World’s oldest man? Shock discovery of 121-year-old in Chile

According to his identity card Celino Villaneuva Jaramillo was born in 1896, four years before current Guinness world record holder Nabi Tajima was born.

Mystery surrounds the background of Mr Jaramillo, known affectionately as Don Celino, who turned up at the home of Marta Ramirez aged 99 and has stayed there ever since.

The destitute ex-farm worker had been left with nothing after his house burned down, destroying his possessions including his original birth certificate.

And Ms Ramírez admitted she did not expect the frail man, who is now blind, deaf and cannot walk without help, to still be living with her 20 years later.

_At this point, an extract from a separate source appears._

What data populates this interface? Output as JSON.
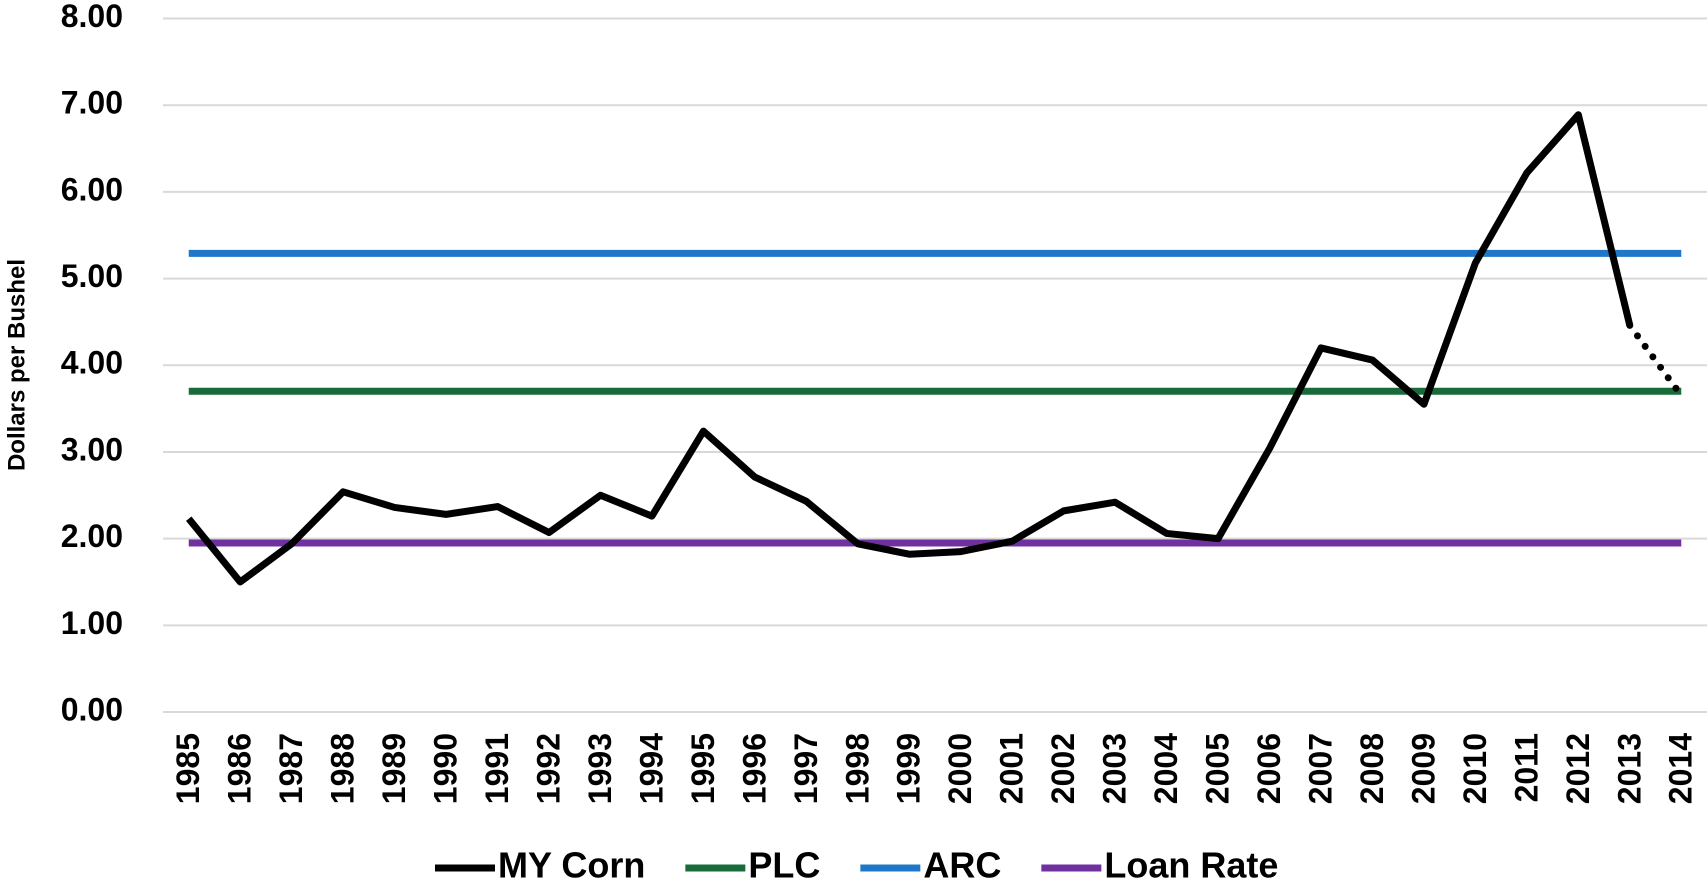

She told the Guardian: “He was 99, I didn’t think he’d be around that much longer.”

Chile’s office of statistics has confirmed Mr Jaramillo is 121 despite questions surrounding his date of birth. 

Demographic department head Jacqueline Salinas said: “Checking our records, Celino Villanueva Jaramillo was effectively born on 25 July 1896 – and he’s still alive.”

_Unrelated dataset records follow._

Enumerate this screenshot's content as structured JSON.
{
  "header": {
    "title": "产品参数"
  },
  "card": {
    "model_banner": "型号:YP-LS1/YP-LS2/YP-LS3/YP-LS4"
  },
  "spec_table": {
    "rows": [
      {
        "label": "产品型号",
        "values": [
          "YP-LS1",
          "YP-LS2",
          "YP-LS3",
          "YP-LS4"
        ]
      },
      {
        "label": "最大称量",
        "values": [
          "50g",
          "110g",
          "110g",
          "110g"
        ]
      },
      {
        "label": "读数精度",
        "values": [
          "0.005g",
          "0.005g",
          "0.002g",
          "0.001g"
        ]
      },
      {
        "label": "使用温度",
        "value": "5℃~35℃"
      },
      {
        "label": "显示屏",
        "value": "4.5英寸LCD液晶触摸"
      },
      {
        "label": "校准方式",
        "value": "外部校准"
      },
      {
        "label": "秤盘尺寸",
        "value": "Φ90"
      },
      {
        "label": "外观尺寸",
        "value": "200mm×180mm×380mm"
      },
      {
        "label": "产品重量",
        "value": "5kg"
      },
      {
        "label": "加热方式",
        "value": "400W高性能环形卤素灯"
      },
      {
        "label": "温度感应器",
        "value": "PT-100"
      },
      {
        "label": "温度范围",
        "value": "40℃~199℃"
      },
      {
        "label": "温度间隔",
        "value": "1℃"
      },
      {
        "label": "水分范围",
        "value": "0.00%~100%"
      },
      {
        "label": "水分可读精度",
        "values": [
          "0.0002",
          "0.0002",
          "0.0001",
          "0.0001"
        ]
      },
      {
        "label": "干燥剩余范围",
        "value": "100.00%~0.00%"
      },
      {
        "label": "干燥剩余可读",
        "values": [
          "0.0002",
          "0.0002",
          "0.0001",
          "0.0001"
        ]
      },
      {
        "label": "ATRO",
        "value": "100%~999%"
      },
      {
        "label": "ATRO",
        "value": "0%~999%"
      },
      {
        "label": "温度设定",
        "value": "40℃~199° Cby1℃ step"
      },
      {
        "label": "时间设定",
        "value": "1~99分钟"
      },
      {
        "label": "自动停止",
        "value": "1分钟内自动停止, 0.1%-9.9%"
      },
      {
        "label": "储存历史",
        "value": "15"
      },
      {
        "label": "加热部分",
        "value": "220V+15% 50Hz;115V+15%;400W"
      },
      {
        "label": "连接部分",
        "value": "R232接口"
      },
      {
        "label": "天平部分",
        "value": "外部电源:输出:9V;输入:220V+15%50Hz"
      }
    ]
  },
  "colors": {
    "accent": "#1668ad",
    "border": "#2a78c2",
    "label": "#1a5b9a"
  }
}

When Mr Jaramillo turned 115, the country’s president Sebastián Piñera flew out to meet him and drop off presents for the country’s oldest resident.

Mr Jaramillo was born in Rio Bueno in the same year the first modern Olympics were held and Queen Victoria become the UK’s longest-serving monarch.

The farm labourer, who never married, spent the last three decades of his working life working for a boss who sacked him on his 80th birthday.

After that he moved to Mehuin, a small town beside the Pacific, where he made money by selling vegetables.

But he was left homeless following the house fire and now lives with Ms Ramírez.

The record-breaking resident is now 90 per cent blind because of cataracts, 85 per cent deaf and has no teeth left.

Japanese woman Nabi Tajima is officially the world’s oldest living person, at the comparatively sprightly age of 117.